Unter dem Titel „Eitelkeit, Identität, Sexualität“ räumt Grayson Perry auf mit hinfälligen Identitätskonstruktionen und Klischeedenken. „Wann ist ein Mann ein Mann?“, fragt sich nicht nur Herbert Grönemeyer sondern auch Grayson Perry und gibt im Museum gegenüber dem Louvre seine eigene Antwort: pinke Motorräder oder Keramikvasen überströmt mit Phallus-Symbolen und Geldnoten sind kitschig-schöne Parodien auf Männlichkeitsbilder und Macho-Kultur. Die Frage der Identität ist ein zentrales Thema seiner Kunst, die mit intelligenter, entwaffnender Frechheit moralische wie ästhetische Bewertungen, die in unserer Gesellschaft – und auch in der Kunstszene – üblich sind, hinterfragt oder auf den Arm nimmt.

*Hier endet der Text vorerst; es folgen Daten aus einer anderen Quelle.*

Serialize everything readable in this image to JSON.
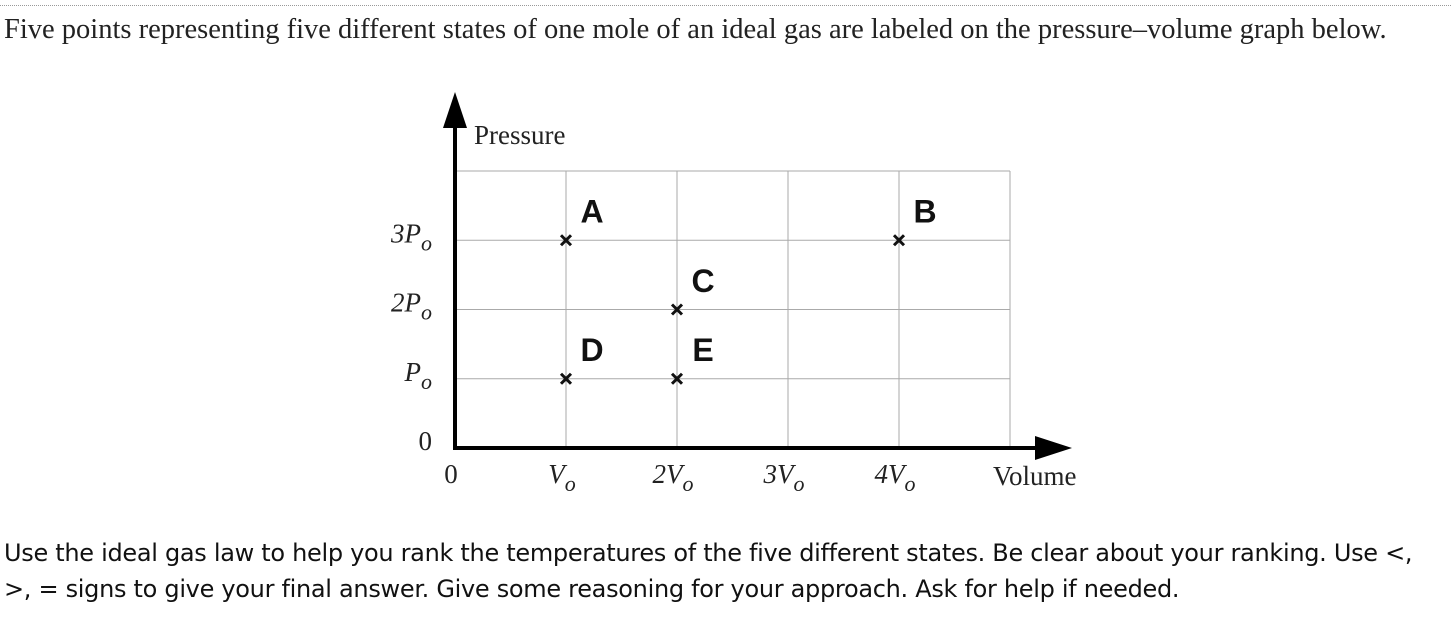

Grayson Perry | © Monnaie de Paris

 

Grayson Perry polarisiert – nicht nur seine Kunst erregt bei öffentlichen Auftritten Aufsehen: Die Pariser Ausstellung eröffnete „Claire“, Perrys weibliches Alter-Ego, das bereits ihrer Majestät höchstpersönlich, Queen Elisabeth II., die Hand schüttelte. Den weltbekannten, prestigeträchtigen und mit 30.000 Euro Preisgeld dotierten Turner-Preis nahm Perry 2003 im violetten Satinkleid und Schleifen im hochtoupierten Haar entgegen. Seine Ehefrau und ihre gemeinsame Tochter begleiteten ihn. Warum die Hülle und Fülle der eigenen Persönlichkeit in Schubladen verstecken? Es muss nicht heute Grayson, morgen Paradiesvogel, übermorgen Claire und am Tag darauf glücklich verheirateter Familienvater sein. Grayson Perry lebt alle seine Seiten – jeden Tag.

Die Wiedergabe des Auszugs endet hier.